Ces Grèces-là ont nourri mon écriture. Mieux, elles sont une des raisons qui m’ont poussé à écrire, parce que je pensais, et je pense toujours, que les Français connaissent bien mal ce pays. Dans chacun de mes romans, j’ai tenté de montrer la présence vivante de la Grèce ancienne, les leçons de liberté de pensée et d’hédonisme qu’elle continue à nous donner, combien son héritage s’est transmis jusqu’à aujourd’hui à travers Byzance et l’orthodoxie.
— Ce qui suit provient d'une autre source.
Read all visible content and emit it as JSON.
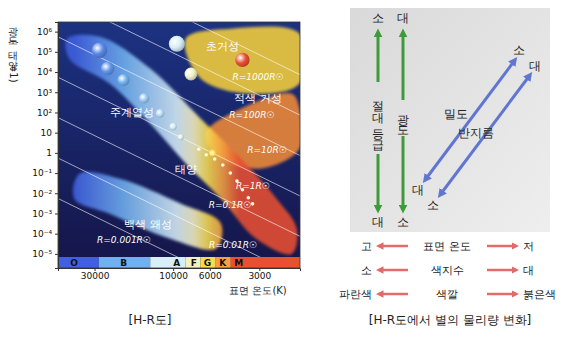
{
  "chart_data": {
    "type": "scatter",
    "caption": "[H-R도]",
    "x_label": "표면 온도(K)",
    "y_label": "광도(태양=1)",
    "log": true,
    "grid": false,
    "xlim": [
      50000,
      1700
    ],
    "xticks": [
      30000,
      10000,
      6000,
      3000
    ],
    "ylim": [
      2e-06,
      3000000
    ],
    "yticks": [
      {
        "value": 1000000,
        "label": "10⁶"
      },
      {
        "value": 100000,
        "label": "10⁵"
      },
      {
        "value": 10000,
        "label": "10⁴"
      },
      {
        "value": 1000,
        "label": "10³"
      },
      {
        "value": 100,
        "label": "10²"
      },
      10,
      1,
      {
        "value": 0.1,
        "label": "10⁻¹"
      },
      {
        "value": 0.01,
        "label": "10⁻²"
      },
      {
        "value": 0.001,
        "label": "10⁻³"
      },
      {
        "value": 0.0001,
        "label": "10⁻⁴"
      },
      {
        "value": 1e-05,
        "label": "10⁻⁵"
      }
    ],
    "regions": [
      {
        "label": "초거성",
        "color": "#f4cf3c",
        "temperature": [
          8400,
          4460,
          1710,
          1710,
          3360,
          6800
        ],
        "luminosity": [
          450000,
          1400000,
          790000,
          2700,
          850,
          4700
        ]
      },
      {
        "label": "적색 거성",
        "color": "#f08a38",
        "temperature": [
          6340,
          3860,
          1910,
          1710,
          1710,
          2920,
          5130
        ],
        "luminosity": [
          8.9,
          155,
          850,
          155,
          1.6,
          0.17,
          0.51
        ]
      },
      {
        "label": "주계열성",
        "temperature": [
          44000,
          27900,
          13800,
          6800,
          3860,
          2360,
          1780,
          1910,
          3130,
          5130,
          8400,
          13800,
          24300,
          42600
        ],
        "luminosity": [
          450000,
          560000,
          15000,
          49,
          0.51,
          0.0054,
          0.00018,
          1e-05,
          5.6e-05,
          0.0054,
          0.3,
          28,
          2700,
          46000
        ]
      },
      {
        "label": "백색 왜성",
        "temperature": [
          37000,
          21100,
          9040,
          5130,
          5500,
          10400,
          24300,
          39800
        ],
        "luminosity": [
          0.093,
          0.052,
          0.0031,
          0.00032,
          1.8e-05,
          5.6e-05,
          0.00098,
          0.0054
        ]
      }
    ],
    "radius_lines": [
      {
        "radius": 1000,
        "label": "R=1000R☉"
      },
      {
        "radius": 100,
        "label": "R=100R☉"
      },
      {
        "radius": 10,
        "label": "R=10R☉"
      },
      {
        "radius": 1,
        "label": "R=1R☉"
      },
      {
        "radius": 0.1,
        "label": "R=0.1R☉"
      },
      {
        "radius": 0.01,
        "label": "R=0.01R☉"
      },
      {
        "radius": 0.001,
        "label": "R=0.001R☉"
      }
    ],
    "sun": {
      "label": "태양",
      "temperature": 5800,
      "luminosity": 1
    },
    "stars": {
      "temperature": [
        28000,
        25000,
        20000,
        15000,
        12000,
        10000,
        9000,
        9500,
        7800,
        3800
      ],
      "luminosity": [
        120000,
        15000,
        4000,
        500,
        90,
        20,
        6,
        250000,
        8000,
        40000
      ]
    },
    "main_sequence_points": {
      "temperature": [
        7000,
        6300,
        5600,
        5000,
        4500,
        4100,
        3800,
        3500,
        3300
      ],
      "luminosity": [
        1.5,
        0.8,
        0.5,
        0.25,
        0.1,
        0.04,
        0.015,
        0.006,
        0.003
      ]
    },
    "spectral_classes": {
      "labels": [
        "O",
        "B",
        "A",
        "F",
        "G",
        "K",
        "M"
      ],
      "temperature": [
        40000,
        20000,
        9500,
        7500,
        6200,
        5000,
        4000
      ],
      "colors": [
        "#4060e0",
        "#70b0f0",
        "#d8eef8",
        "#f4f0c0",
        "#f8dc50",
        "#f4a040",
        "#e85030"
      ]
    }
  },
  "diagram": {
    "caption": "[H-R도에서 별의 물리량 변화]",
    "vertical_scales": [
      {
        "label": "절대 등급",
        "top": "소",
        "bottom": "대"
      },
      {
        "label": "광도",
        "top": "대",
        "bottom": "소"
      }
    ],
    "diagonal_scales": [
      {
        "label": "밀도",
        "top": "소",
        "bottom": "대"
      },
      {
        "label": "반지름",
        "top": "대",
        "bottom": "소"
      }
    ],
    "horizontal_scales": [
      {
        "label": "표면 온도",
        "left": "고",
        "right": "저"
      },
      {
        "label": "색지수",
        "left": "소",
        "right": "대"
      },
      {
        "label": "색깔",
        "left": "파란색",
        "right": "붉은색"
      }
    ]
  }
}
Et puis Les Ombres du levant se déroulent en partie sous la dictature Métaxas établie en 1936, durant la Résistance et se terminent aux premiers feux de la guerre civile ; des flash-back du Plongeon évoquent les derniers éclairs de napalm de celle-ci, l’exil des combattants dans l’univers kafkaïen de l’Est, la dictature des Colonels ; Le Château du silence est mon cri dans le silence négationniste qui s’abat, par la grâce de la protection américaine et la lâcheté européenne, sur tous les crimes de la Turquie, contre l’injustice inouïe faite au mille six cent dix-neufs Chypriotes grecs disparus lors de l’invasion du Nord de l’île en 1974. Quant à l’higoumène Séraphim et au juge Palamidès, dans La Quatrième Révélation, l’un descend d’une famille vénizéliste exilée par la guerre civile larvée des années 20, alors que l’autre a subi la falanga (bastonnade sur la plante des pieds), sous les Colonels (comme Pavlos, dans Les Ombres du levant, sous Métaxas), à deux pas de l’ambassade états uninienne, avant d’être déporté au camp de Léros.

Mais j’ai cherché aussi à faire passer toute la sensualité de ce pays, son inclination au bonheur en même temps qu’au tragique : il faudrait encore parler d’une mer qui n’est nulle part au monde comparable à cette mer-là, des distorsions que subit le temps dans les îles, des musiques, du rébétiko, de Hadjidakis, de Mélina, de la voix de Maria Farandouri ou des clarinettes d’Épire, il faudrait parler de la peinture de Tsarouchis, et de mille et une choses encore. Il faudrait parler de Nisyros…

 

 

(1) Deux aspects du commerce spirituel entre la France et la Grèce, Revue du Caire, 1944, repris in,  Georges Séféris, Essais, Hellénisme et création, introduction et traduction de Denis Kohler, Mercure de France, Paris, 1987.